Mr DUTHIE (Wilmot) .- The first thing I wish to say is that I support this clause. As the Attorney-General has said to-night, he has had to try to achieve a balanced judgment, a balanced decision, a balanced attitude and a balanced selection of the grounds for divorce that we should include in this uniform divorce law. We have to read paragraph (b) in conjunction with paragraph (k). When we do so we find that whereas the qualifying period of desertion in most of the States is three years, this paragraph will reduce the period to two years. But the provision in paragraph (k), conversely, increases the existing qualifying period in respect of failure to comply with a decree of restitution of conjugal rights, which is 21 days in New South Wales - the only State where that ground applies - to one year for all of Australia.
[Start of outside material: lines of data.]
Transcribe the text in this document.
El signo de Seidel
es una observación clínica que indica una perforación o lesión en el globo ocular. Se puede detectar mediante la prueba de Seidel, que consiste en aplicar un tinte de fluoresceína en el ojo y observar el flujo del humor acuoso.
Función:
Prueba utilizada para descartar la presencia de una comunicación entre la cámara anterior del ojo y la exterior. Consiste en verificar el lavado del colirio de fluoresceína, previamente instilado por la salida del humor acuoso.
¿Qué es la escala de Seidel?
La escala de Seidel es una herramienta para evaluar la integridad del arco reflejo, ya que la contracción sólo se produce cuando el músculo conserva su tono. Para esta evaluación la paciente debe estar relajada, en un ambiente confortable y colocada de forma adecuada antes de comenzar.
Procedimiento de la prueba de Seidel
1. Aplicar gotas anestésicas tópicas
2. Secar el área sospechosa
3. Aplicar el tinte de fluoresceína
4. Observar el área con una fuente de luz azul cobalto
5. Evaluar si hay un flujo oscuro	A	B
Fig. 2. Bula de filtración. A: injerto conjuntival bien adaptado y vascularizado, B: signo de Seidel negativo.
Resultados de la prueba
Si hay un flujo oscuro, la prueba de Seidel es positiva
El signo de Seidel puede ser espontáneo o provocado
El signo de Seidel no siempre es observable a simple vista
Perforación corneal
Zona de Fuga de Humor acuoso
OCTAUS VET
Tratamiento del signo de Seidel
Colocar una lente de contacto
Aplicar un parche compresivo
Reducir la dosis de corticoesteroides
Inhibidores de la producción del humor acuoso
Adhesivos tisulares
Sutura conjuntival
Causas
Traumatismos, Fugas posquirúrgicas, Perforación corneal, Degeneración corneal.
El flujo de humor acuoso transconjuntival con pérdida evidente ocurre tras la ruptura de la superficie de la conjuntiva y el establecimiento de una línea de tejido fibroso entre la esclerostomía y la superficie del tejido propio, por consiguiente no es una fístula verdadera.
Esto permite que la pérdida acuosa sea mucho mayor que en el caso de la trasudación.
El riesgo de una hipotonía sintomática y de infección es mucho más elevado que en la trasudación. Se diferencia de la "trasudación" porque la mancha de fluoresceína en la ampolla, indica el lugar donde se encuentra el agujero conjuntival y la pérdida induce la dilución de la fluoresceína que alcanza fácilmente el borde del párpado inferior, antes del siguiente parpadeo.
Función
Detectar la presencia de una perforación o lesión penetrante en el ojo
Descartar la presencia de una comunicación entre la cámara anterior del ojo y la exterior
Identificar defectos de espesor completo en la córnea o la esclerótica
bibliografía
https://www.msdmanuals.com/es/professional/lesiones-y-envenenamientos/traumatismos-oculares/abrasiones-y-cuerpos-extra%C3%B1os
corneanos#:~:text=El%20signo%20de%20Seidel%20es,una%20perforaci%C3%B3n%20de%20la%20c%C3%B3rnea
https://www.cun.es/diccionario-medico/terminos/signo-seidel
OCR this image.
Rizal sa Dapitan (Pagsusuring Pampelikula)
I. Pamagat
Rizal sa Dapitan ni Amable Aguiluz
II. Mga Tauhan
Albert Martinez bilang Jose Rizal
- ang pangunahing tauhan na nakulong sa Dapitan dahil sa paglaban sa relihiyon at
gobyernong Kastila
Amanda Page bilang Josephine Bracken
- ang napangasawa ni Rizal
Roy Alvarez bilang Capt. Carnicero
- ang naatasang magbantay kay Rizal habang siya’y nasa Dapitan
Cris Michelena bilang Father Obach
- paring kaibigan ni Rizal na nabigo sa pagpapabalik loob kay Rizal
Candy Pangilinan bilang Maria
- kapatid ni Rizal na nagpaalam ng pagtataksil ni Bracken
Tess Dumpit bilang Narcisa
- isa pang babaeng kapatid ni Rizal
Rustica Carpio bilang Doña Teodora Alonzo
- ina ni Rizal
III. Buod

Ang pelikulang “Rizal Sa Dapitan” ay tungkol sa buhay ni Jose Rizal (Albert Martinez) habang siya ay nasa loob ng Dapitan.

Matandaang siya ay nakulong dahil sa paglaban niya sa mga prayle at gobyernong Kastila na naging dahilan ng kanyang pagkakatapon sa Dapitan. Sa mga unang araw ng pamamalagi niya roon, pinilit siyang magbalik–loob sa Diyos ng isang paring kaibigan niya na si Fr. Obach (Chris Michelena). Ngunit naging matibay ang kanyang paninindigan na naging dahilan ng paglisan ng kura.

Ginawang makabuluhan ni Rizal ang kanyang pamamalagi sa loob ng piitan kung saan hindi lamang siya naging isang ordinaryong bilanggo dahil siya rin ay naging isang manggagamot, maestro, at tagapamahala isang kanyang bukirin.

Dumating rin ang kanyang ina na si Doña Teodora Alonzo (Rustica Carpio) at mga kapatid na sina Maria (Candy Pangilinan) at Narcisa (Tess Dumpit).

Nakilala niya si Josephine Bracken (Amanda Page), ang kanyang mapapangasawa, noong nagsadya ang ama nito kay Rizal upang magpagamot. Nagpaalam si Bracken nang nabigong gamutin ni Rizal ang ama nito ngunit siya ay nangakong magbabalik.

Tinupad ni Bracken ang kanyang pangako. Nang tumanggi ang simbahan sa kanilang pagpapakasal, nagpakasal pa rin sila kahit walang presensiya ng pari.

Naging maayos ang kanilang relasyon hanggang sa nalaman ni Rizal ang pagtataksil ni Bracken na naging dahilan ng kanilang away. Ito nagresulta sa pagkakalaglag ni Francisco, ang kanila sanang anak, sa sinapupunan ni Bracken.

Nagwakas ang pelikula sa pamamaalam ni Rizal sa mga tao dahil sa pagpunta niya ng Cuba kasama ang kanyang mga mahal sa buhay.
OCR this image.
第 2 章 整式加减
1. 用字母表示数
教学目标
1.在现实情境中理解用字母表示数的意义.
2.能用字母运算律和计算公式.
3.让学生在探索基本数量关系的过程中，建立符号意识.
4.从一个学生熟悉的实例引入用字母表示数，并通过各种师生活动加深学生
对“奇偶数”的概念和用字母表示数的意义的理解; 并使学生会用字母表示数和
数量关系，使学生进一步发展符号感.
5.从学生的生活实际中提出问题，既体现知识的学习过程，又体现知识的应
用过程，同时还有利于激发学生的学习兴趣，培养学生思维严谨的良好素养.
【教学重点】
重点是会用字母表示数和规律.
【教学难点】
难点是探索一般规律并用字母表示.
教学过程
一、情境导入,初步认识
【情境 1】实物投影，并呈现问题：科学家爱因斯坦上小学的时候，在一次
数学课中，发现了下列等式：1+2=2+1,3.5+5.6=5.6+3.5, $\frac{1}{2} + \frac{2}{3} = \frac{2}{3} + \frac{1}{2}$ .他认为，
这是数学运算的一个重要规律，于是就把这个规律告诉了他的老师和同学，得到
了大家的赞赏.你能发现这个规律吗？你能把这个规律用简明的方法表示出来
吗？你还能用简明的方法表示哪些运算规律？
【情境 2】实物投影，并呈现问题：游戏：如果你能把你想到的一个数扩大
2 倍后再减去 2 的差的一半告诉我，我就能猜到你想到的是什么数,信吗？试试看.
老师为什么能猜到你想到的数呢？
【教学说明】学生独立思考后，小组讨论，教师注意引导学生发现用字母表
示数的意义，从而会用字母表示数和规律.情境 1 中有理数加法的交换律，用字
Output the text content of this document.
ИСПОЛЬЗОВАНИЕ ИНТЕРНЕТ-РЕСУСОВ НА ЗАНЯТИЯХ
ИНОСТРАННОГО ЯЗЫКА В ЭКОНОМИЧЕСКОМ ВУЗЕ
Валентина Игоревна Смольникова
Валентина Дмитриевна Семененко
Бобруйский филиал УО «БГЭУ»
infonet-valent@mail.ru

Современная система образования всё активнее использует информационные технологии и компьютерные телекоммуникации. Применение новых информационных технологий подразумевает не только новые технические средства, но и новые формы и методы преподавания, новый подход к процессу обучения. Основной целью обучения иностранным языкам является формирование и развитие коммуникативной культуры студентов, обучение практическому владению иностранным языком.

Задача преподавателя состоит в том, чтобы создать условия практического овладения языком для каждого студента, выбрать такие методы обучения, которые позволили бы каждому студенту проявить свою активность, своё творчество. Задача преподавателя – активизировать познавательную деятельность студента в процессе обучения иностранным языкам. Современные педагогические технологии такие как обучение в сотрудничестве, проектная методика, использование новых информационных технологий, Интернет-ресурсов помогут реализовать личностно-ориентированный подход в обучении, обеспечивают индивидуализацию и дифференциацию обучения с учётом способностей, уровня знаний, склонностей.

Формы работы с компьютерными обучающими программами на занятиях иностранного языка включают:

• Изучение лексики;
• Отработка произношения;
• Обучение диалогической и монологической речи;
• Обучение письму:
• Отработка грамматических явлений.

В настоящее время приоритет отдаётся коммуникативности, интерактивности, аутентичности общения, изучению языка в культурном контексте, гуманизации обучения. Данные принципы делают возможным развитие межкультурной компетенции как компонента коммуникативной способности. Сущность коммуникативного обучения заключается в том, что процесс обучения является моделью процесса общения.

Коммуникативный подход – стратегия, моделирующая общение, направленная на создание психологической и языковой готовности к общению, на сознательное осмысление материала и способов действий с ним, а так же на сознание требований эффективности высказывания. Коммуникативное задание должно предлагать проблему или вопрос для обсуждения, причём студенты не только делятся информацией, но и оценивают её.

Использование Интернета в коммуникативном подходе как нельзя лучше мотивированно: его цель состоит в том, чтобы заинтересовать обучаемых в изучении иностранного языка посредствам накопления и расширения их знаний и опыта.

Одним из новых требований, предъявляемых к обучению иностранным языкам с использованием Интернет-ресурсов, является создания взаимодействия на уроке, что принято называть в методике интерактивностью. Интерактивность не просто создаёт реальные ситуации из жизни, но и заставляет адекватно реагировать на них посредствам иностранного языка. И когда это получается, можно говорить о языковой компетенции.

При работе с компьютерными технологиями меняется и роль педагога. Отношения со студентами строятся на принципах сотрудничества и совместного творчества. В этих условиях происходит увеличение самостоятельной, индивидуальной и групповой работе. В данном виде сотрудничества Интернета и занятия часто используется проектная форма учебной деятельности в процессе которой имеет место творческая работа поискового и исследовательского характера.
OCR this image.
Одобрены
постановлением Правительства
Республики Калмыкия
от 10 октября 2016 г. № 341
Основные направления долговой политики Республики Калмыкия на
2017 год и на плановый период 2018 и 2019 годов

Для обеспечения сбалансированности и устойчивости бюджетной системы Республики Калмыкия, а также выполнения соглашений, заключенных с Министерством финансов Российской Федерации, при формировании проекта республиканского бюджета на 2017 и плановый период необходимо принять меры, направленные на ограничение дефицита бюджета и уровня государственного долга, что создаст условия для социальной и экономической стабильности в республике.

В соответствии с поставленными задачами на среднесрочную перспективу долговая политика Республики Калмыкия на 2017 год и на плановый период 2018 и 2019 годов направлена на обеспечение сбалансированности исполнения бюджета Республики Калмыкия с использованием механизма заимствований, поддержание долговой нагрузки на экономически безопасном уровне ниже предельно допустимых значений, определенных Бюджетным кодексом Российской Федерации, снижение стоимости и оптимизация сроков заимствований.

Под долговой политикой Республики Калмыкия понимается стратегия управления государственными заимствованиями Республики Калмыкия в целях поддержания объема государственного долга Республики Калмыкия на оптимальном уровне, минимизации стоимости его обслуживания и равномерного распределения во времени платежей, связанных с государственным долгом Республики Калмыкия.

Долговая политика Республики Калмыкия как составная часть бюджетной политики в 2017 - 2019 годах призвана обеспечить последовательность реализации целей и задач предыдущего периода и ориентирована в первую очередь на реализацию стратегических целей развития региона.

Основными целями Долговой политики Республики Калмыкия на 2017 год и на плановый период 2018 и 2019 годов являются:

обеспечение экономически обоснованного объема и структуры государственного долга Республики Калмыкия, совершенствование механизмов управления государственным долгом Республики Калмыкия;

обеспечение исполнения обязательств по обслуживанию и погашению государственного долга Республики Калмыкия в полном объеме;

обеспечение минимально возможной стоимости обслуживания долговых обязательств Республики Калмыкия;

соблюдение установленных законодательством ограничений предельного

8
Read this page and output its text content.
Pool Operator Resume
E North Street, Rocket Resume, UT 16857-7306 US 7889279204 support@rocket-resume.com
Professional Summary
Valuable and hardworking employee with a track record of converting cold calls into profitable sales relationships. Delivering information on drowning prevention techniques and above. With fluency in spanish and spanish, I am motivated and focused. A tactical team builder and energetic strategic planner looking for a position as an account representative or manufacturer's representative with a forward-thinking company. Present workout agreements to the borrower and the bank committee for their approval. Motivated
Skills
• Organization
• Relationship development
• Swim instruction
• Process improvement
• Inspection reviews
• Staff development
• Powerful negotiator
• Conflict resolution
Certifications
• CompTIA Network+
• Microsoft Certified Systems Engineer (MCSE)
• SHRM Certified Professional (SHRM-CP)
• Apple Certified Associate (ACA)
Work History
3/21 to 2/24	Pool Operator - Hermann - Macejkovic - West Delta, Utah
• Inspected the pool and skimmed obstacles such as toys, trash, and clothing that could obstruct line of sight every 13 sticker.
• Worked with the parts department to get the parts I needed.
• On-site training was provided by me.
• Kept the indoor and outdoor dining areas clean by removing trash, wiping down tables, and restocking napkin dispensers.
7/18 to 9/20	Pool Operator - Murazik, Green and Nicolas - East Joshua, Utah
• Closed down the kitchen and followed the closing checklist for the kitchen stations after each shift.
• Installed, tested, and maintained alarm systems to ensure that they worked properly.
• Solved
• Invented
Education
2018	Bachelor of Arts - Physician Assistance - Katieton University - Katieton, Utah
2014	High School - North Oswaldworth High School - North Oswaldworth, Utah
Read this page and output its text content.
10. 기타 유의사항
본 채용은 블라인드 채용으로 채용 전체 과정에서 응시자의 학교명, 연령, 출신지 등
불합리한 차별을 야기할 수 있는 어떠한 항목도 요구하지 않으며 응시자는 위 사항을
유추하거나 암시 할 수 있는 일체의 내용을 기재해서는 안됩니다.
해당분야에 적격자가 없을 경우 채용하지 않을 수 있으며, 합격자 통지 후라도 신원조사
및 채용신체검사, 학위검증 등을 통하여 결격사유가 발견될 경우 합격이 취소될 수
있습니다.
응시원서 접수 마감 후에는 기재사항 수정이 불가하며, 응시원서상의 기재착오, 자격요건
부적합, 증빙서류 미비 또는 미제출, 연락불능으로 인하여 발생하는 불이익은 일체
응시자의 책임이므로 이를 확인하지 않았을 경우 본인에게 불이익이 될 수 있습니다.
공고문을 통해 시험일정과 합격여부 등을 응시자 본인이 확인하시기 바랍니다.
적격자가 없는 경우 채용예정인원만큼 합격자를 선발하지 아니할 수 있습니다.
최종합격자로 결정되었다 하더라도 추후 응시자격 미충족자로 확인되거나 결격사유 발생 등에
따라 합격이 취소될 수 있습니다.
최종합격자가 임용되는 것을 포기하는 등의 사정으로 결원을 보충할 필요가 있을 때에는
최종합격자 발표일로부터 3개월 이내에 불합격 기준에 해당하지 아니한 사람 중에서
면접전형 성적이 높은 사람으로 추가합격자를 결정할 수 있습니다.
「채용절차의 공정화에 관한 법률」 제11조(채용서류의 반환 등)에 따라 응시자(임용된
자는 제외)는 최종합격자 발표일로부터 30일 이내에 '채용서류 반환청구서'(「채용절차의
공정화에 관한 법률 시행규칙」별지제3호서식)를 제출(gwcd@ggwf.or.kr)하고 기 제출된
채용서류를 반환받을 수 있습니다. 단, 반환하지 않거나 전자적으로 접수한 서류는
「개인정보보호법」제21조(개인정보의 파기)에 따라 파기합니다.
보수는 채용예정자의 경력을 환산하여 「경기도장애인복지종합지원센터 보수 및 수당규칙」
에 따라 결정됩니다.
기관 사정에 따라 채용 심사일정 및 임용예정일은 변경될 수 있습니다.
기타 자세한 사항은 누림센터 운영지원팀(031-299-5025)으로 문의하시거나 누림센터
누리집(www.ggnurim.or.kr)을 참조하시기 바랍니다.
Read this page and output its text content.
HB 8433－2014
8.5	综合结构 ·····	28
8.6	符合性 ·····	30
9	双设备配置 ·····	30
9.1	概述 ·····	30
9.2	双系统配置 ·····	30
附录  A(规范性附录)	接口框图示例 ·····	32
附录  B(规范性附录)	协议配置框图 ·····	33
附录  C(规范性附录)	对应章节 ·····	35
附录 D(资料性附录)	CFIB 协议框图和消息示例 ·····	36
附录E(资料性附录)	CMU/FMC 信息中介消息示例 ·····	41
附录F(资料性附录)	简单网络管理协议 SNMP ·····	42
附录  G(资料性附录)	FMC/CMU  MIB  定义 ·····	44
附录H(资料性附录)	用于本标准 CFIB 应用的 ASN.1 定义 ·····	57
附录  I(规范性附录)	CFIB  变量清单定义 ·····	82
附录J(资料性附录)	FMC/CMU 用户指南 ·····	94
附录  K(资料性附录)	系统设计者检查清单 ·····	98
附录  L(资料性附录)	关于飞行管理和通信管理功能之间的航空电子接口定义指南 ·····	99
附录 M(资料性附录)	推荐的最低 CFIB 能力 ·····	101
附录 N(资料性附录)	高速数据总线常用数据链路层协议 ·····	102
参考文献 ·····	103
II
So one existing qualifying period is reduced in one paragraph whilst in the other the existing qualifying period is increased. That is an example of the balanced attitude that the Attorney-General has tried to adopt.

The second thing I wish to say is that paragraph (b) deals with the human side of the breaking up of a marriage. We know that it is the woman who is usually the sufferer in a marriage which breaks up through wilful desertion, and we have to legislate to the best of our ability to ease the burden of suffering that lies on a woman and her children who have been deserted.

That brings me to the third point, which is that this provision will shorten the period of suffering of a deserted wife. As members of Parliament we deal with many cases in which we are asked to help deserted wives to obtain accommodation of some sort or some form of government assistance. Most of my colleagues in the Parliament have had case after case of this kind before them. Paragraph (b) will reduce by one year the period of economic instability and impoverishment through which a deserted wife will have to pass. I feel that that is desired by all reasonable people who wish to make some effort to help such women to newer and better lives.

Finally, I wish to point out that there is one State in which the provision in paragraph (b) is already operating. That State is Tasmania, and I refuse to accept the statement of the honorable member that " for all all practical purposes " the qualifying term for the ground of wilful desertion in the six States is three years. Nothing of the sort! The period in Tasmania is two years. Some honorable members may think that because the qualifying period in Tasmania is only two years, we must have in that State a flood of divorce cases in our courts. But an official graph circulated to all honorable members illustrates the remarkable fact that in Tasmania we have the lowest divorce rate of any State - 49 divorces in every 100,000 marriages. The next most favorable rates are those in South Australia and Queensland, in both of which States there are 54 divorces to every 100,000 marriages. In New South Wales it is 75 to every 100,000. The graph, therefore, shows quite clearly that the State in which this twoyears' provision has already operated for years, has sustained no increase in its rate of divorces as a result, and I do not believe that this provision will increase the divorce rate when it operates on a federal basis. That is why I support the provision.